Verônica pára e observa ao redor. Coloca a mãos sobre os olhos para tapar o sol e fica aliviada ao ver a montanha d Três Picos recortada contra o céu azul.
-Não muito mas já perdemos muito tempo. Depois de ferida os dois demoraram cerca de duas horas para voltar. Mais meia hora que ficamos na casa da árvore... e Estamos caminhando a um bom tempo.
- Nos restam pouco mais de oito horas para ir e voltar...é melhor nos apressarmos.- Challenger ajeita o chapéu e faz sinal para que seguissem.

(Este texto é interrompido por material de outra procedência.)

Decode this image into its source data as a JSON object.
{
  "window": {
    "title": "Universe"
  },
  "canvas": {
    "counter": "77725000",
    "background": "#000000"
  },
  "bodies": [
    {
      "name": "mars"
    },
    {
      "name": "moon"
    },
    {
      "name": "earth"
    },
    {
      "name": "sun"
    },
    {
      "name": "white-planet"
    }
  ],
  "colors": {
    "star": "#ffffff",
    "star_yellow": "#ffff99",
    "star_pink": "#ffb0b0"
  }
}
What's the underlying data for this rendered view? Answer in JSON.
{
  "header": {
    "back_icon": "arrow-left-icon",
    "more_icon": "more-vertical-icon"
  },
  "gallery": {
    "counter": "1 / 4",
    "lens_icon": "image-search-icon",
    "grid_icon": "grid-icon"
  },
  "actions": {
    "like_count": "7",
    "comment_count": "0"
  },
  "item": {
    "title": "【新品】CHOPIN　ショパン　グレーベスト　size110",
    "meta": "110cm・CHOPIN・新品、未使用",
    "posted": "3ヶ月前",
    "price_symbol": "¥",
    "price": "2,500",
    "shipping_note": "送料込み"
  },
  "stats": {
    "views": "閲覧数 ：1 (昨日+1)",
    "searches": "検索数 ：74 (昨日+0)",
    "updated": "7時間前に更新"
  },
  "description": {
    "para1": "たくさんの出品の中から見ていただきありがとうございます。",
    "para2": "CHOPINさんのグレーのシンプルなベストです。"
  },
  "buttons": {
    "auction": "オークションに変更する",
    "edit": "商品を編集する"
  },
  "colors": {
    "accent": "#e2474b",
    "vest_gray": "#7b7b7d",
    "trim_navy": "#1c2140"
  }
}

Roxton conferiu-lhe a temperatura pela milionésima vez. Parecia subir a cada minuto.

Marguerite pouco se mexia. Às vezes levantava a mão, ou virava a cabeça e de tempo em tempo sussurrava alguma palavra sem sentido... E a cada gesto ele corria para seu lado na esperança de que ela abrisse os olhos e lhe lançasse um dos seus sorrisos brilhantes...Mas nada acontecia.

Ele estava apreensivo e preocupado. Hora ou outra levantava e dava voltas pelo quarto. Parava e olhava para baixo na esperança de ver os amigos chegando com o remédio, mas em vão, pois era impossível que já tivessem retornado dado o pouco tempo que estavam fora.

Marguerite remexeu-se e ele pegou a mão enfaixada entre as suas.

-Da outra vez que esteve doente eu fiquei ao seu lado e conversei com você... lembra-se?- sorriu para ela - e depois você insinuou que ouvira cada palavra. Pois bem, espero que esteja ouvindo agora... - suspirou antes de continuar- da outra vez eu disse que não teria sentido ir embora desse platô sem você, que não seria a mesma coisa se eu a perdesse. Então se estiver escutando saiba que eu ainda penso o mesmo. Eu não agüentaria sem você e não irei a lugar algum sem que esteja ao meu lado a cada minuto...

Num impulso depositou um beijo leve nos lábios dela e se afastou. Por alguns segundos esperou que ela abrisse os olhos e falasse algo. Mas Marguerite continuou imóvel, o peito arfando a respiração lenta e as faces coradas pela febre.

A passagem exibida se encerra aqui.